NeurIPS 2019
Sun Dec 8th through Sat the 14th, 2019 at Vancouver Convention Center
Reviewer 1
* This study is solving an important problem in the area of recommendation systems, namely, candidate set generation * The idea is benchmarked against popular metrics (precision, recall, f-measure) over two public datasets, with offline and online experiments. * The baselines benchmarked against are also popular and standard approaches (DNN, ITEM-CF). The results presented for this work beats the benchmarks by a good deal, and in particular, the online test results are very good. * I am not sure if the novelty of this paper is suitable for NeurIPS. It is an incremental improvement to an existing model (TDM) by doing an additional optimization step. The resulting improvement is impressive, though, and it feels like this would be more applicable to an applied data science conference such as KDD or WWW. * There are portions of the paper that are difficult to follow, especially in the explanation of the Joint Optimization Framework.

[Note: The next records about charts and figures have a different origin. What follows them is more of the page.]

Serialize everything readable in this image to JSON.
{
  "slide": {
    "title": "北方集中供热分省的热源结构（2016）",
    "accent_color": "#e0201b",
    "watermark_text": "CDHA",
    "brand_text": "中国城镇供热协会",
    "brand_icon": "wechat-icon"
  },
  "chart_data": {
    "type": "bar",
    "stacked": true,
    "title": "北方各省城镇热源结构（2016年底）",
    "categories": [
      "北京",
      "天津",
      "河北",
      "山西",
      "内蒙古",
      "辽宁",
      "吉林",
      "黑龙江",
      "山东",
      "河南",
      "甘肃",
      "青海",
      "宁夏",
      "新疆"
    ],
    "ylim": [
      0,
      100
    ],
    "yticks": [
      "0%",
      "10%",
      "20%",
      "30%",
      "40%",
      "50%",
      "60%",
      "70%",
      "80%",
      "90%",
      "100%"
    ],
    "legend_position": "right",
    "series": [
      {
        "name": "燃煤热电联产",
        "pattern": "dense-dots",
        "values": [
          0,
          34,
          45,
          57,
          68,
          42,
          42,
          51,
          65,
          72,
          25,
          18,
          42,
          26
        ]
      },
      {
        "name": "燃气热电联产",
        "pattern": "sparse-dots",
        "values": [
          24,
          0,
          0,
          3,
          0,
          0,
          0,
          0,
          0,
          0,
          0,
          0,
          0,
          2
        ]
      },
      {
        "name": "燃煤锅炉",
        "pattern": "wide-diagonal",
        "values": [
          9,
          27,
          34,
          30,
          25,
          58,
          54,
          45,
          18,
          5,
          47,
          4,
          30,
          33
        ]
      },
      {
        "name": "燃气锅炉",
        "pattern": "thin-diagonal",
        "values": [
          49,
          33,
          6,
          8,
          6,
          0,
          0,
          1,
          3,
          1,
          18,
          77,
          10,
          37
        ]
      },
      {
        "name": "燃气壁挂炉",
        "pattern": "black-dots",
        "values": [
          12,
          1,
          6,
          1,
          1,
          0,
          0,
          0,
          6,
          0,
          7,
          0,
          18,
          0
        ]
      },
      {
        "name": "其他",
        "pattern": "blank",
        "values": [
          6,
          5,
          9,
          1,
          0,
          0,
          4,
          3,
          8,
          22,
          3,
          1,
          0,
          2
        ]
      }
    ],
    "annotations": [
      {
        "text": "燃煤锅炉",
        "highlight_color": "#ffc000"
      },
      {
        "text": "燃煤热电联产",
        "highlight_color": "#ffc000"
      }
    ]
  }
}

The explanation of TDM in Section 2.1 is helpful, but it would be even more helpful to have a direct comparison between the tree building steps between TDM and the new proposed method. For example, having a side-by-side comparison of Algorithms1 & 2 with its TDM predecessor would go a long way in understanding detailed differences. * Moving to iterative joint learning would likely introduce challenges for training time (or potentially challenging of infrastructure for supporting optimizing tree hierarchy). It would be good if the authors could provide some tradeoff or comparison there. Maybe that could explain why the paper did not mention whether it has been deployed to production (although online A/B results were shown). * It would be good to talk about some of the more practical aspects, such as how many levels of the tree is chosen and how sensitive is the algorithm to these kinds of parameters? * Figure 2: it seems that the Clustering algorithm outperforms JTM in the first few iterations, so would be curious about the intuitive explanation why that’s the case. * Although the paper mentioned that an A/B experiment were performed to evaluate on CTR & RPM (no statistical significance reported), but no where in the paper mentioned whether the method were finally deployed to the full production system. It would be good to have clarity on this in the paper.
Reviewer 2
The paper proposes a joint model to simultaneously learn item tree index and user representation that support efficient retrieval. The tree learning algorithm is based on the maximum weight matching in the bipartite graph for which an approximate algorithm is proposed. Authors further propose to iteratively leverage the tree index to infer a hierarchical user representation that is shown to improve recommendation accuracy. The paper is well written and addresses an important problem in collaborative filtering where fast retrieval becomes critically important at scale. I think the proposed approach is sound and I particularly like the hierarchical tree-based user presentation. It is quite different than most of the proposed approaches that are either neighbour-based or use inner product latent representations. The experimental section provides a thorough comparison using large public datasets. It is also useful to see that the method performs well in a live production setting. Here, I would have also liked to see training and inference times given that even with the proposed approximations Algorithm 2 can be expensive. I think the authors need to quantify this overhead and compare it to other approaches, particularly since the method is targeted towards very large datasets.
Reviewer 3
Originality: Authors propose to extend the tree-based deep model (TDM) for recommendations by jointly optimizing the tree structure. The idea of joint learning itself is somewhat straightforward. The proposed algorithm is also somewhat straightforward, but it has the advantage of being simple and clear, which will allow future research to easily build upon it. Quality: The contribution of this paper is mostly empirical, and the performance of the proposed approach is impressive in both online and offline evaluations. Authors do a great job in making sure relevant baselines are included in the offline analysis, which allows us to measure the impact of each design choice (for ex: joint learning vs. only learning deep NN parameters). Offline experiments are conducted on public datasets, which shall be replicated in the future. Clarity: The paper is clearly written. Authors provide sufficient literature survey and the paper is mostly self-contained. However, it could've been nicer if the network structure of the proposed model was described. Significance: The proposed method is a straightforward but clearly useful extension of TDM. It provides significant improvements over TDM or other strong baseline models, and therefore has a good chance of being widely used in large-scale recommender systems.